Monterey Case Gives Supreme Court Opportunity To Strengthen Property Rights Protection
Washington, D.C.-The Supreme Court will hear oral argument tomorrow in the most important property rights case this term, City of Monterey v. Del Monte Dunes at Monterey, Ltd,, et al.
“This case will determine whether the Court will build on recent cases and continue adding teeth to the Takings Clause of the Fifth Amendment,” said William H. Mellor, president and general counsel of the Institute for Justice, a nonprofit legal center that filed an amicus curiae brief on behalf of the property owner in the case.
The Institute’s amicus brief was co-authored by Professor Richard Epstein of the University of Chicago Law School, one of the nation’s leading authorities on property rights and the Takings Clause of the U.S. Constitution.
At stake in the Monterey case is the important question of whether property owners have a right to a jury trial when their property is being taken by the government. But even more significant, the Court will decide whether the “rough proportionality” standard established by the Court in the 1994 case, Dolan v. City of Tigard, applies to regulatory takings cases, or cases where the government takes property through regulation as opposed to outright condemnation.
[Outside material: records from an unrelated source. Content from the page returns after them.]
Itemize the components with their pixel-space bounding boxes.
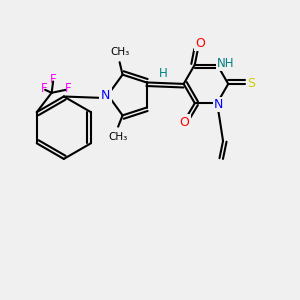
Text: F: F <box>65 82 71 95</box>
Text: S: S <box>247 77 255 90</box>
Text: O: O <box>195 37 205 50</box>
Text: N: N <box>101 88 110 101</box>
Text: NH: NH <box>217 57 235 70</box>
Text: CH₃: CH₃ <box>110 47 129 57</box>
Text: CH₃: CH₃ <box>109 132 128 142</box>
Text: F: F <box>50 73 56 86</box>
Text: F: F <box>41 82 47 95</box>
Text: O: O <box>179 116 189 129</box>
Text: H: H <box>159 67 168 80</box>
Text: N: N <box>214 98 223 111</box>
The rough proportionality standard imposes a greater burden on governments to justify regulations that interfere with private property rights.
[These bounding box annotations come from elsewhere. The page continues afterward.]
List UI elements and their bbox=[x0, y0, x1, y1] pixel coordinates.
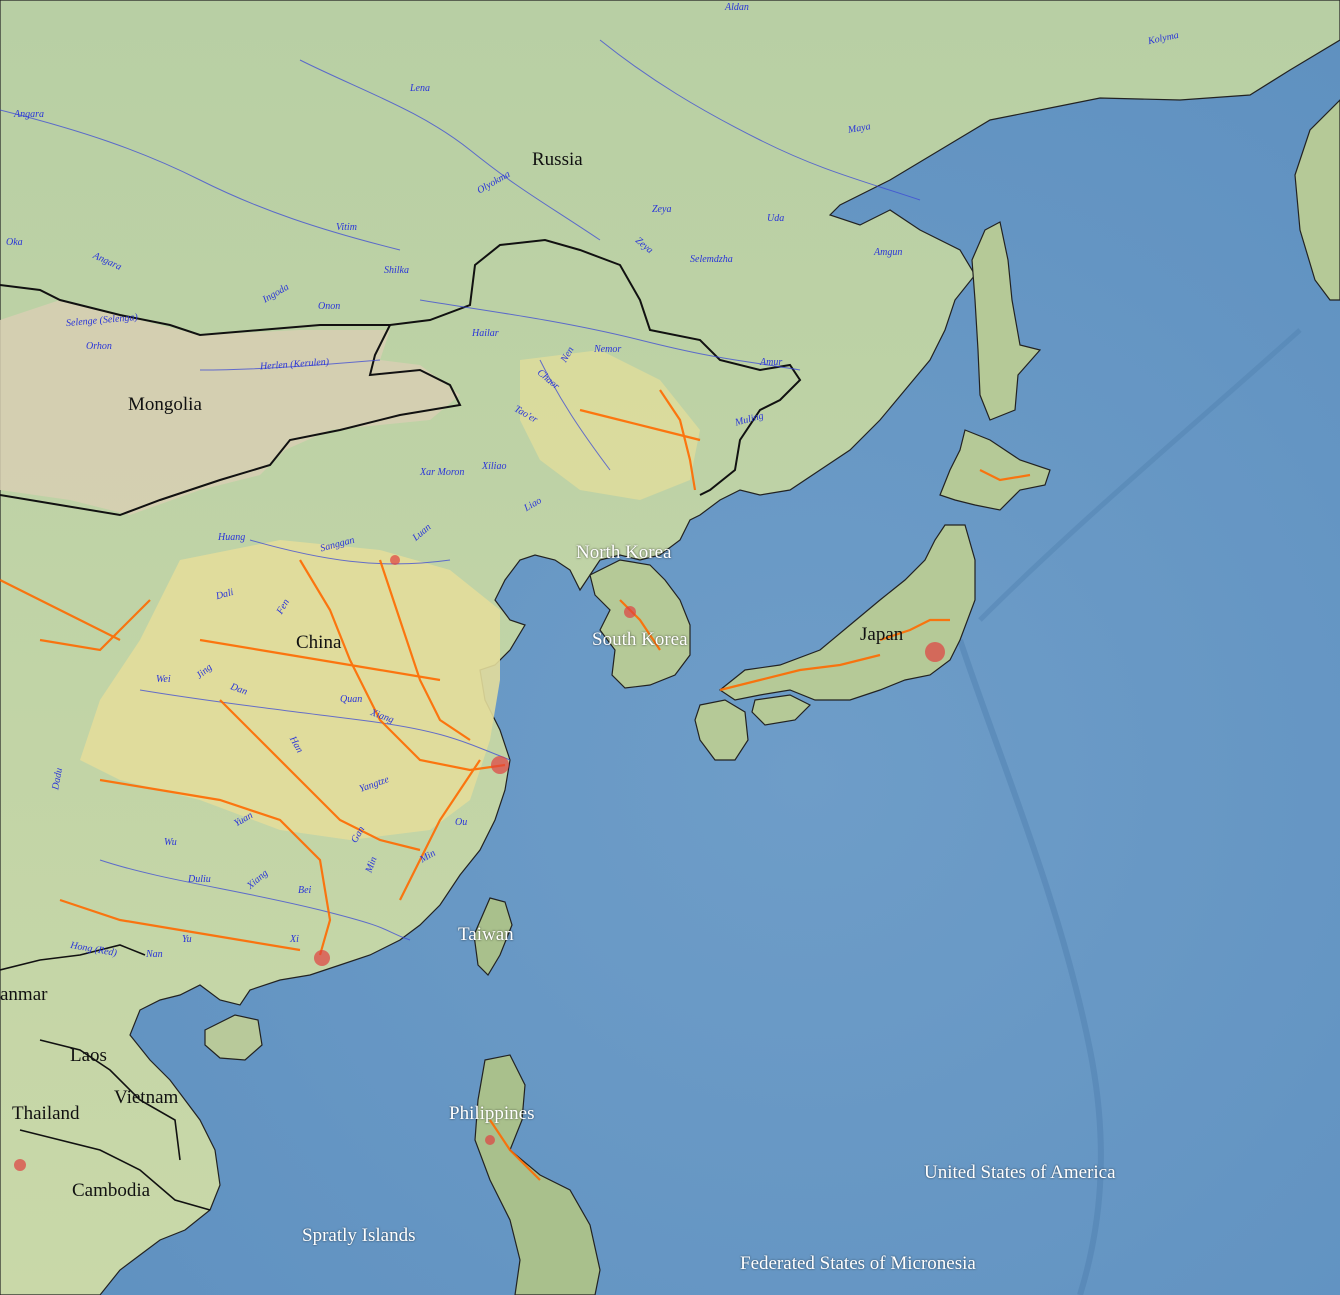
river-label: Vitim bbox=[336, 222, 357, 233]
border-mongolia-china bbox=[0, 324, 462, 517]
country-label-laos[interactable]: Laos bbox=[70, 1045, 107, 1066]
land-kamchatka bbox=[1294, 99, 1340, 301]
country-label-mongolia[interactable]: Mongolia bbox=[128, 394, 202, 415]
river-label: Yu bbox=[182, 934, 192, 945]
land-korea bbox=[589, 559, 691, 689]
river-label: Duliu bbox=[188, 874, 211, 885]
river-label: Amur bbox=[760, 357, 783, 368]
country-label-taiwan[interactable]: Taiwan bbox=[458, 924, 514, 945]
land-shikoku bbox=[751, 694, 812, 726]
river-label: Hailar bbox=[472, 328, 499, 339]
river-label: Nan bbox=[146, 949, 163, 960]
river-label: Xar Moron bbox=[420, 467, 465, 478]
land-china-plains bbox=[80, 540, 500, 840]
country-label-thailand[interactable]: Thailand bbox=[12, 1103, 80, 1124]
river-label: Nemor bbox=[594, 344, 622, 355]
river-label: Ou bbox=[455, 817, 468, 828]
country-label-north-korea[interactable]: North Korea bbox=[576, 542, 672, 563]
country-label-china[interactable]: China bbox=[296, 632, 342, 653]
river-label: Wu bbox=[164, 837, 177, 848]
country-label-russia[interactable]: Russia bbox=[532, 149, 583, 170]
label-spratly-islands[interactable]: Spratly Islands bbox=[302, 1225, 416, 1246]
urban-areas bbox=[14, 555, 945, 1171]
country-label-usa[interactable]: United States of America bbox=[924, 1162, 1116, 1183]
country-label-micronesia[interactable]: Federated States of Micronesia bbox=[740, 1253, 976, 1274]
river-label: Orhon bbox=[86, 341, 112, 352]
river-label: Bei bbox=[298, 885, 312, 896]
river-label: Amgun bbox=[874, 247, 903, 258]
river-label: Angara bbox=[14, 109, 44, 120]
land-mongolia bbox=[0, 300, 460, 515]
river-label: Xiliao bbox=[482, 461, 507, 472]
road-network bbox=[0, 389, 1031, 1181]
land-honshu bbox=[718, 524, 976, 701]
river-label: Uda bbox=[767, 213, 785, 224]
land-kyushu bbox=[694, 699, 749, 761]
river-label: Quan bbox=[340, 694, 363, 705]
land-manchuria-plains bbox=[520, 350, 700, 500]
country-label-japan[interactable]: Japan bbox=[860, 624, 904, 645]
river-label: Wei bbox=[156, 674, 171, 685]
river-label: Selemdzha bbox=[690, 254, 733, 265]
river-label: Xi bbox=[290, 934, 299, 945]
land-sakhalin bbox=[971, 221, 1042, 421]
river-label: Zeya bbox=[652, 204, 672, 215]
land-hokkaido bbox=[939, 429, 1051, 511]
country-label-vietnam[interactable]: Vietnam bbox=[114, 1087, 179, 1108]
country-label-cambodia[interactable]: Cambodia bbox=[72, 1180, 151, 1201]
land-taiwan bbox=[473, 897, 513, 976]
country-label-south-korea[interactable]: South Korea bbox=[592, 629, 688, 650]
river-label: Oka bbox=[6, 237, 23, 248]
river-label: Onon bbox=[318, 301, 341, 312]
border-russia-mongolia bbox=[0, 238, 802, 496]
trench-line bbox=[978, 328, 1302, 622]
country-label-philippines[interactable]: Philippines bbox=[449, 1103, 535, 1124]
river-label: Huang bbox=[218, 532, 246, 543]
country-label-myanmar[interactable]: anmar bbox=[0, 984, 48, 1005]
river-label: Aldan bbox=[725, 2, 749, 13]
land-hainan bbox=[204, 1014, 263, 1061]
border-indochina bbox=[0, 944, 211, 1211]
trench-line bbox=[957, 639, 1104, 1295]
river-label: Shilka bbox=[384, 265, 409, 276]
river-label: Lena bbox=[410, 83, 430, 94]
rivers-layer bbox=[0, 39, 921, 941]
land-philippines bbox=[474, 1054, 601, 1295]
The Monterey case itself documents an incredible history of abuse of property rights at the hands of government planners. The original development proposal in this case was submitted in 1981. And the property owner may only soon, in perhaps 1999, receive justice.
“Sometimes governments deny property rights by providing too little process,” said Mellor. “But as this case demonstrates, too much process can also deny property owner’s rights. Endless applications, reports, inspections, hearings, reviews are coldly calculated to block access to the courts by postponing a final decision until the will or wallet of the property owner is exhausted. This case epitomizes this disturbing trend,” he concluded.
“Cops on the beat are required to respect constitutional rights-government planners should be held to no less a standard,” said Scott Bullock, staff attorney at the Institute for Justice. “A favorable decision in Monterey will hopefully stop planners from trying to make end-runs around the Takings Clause and recent Court decisions protecting private property rights,” he added.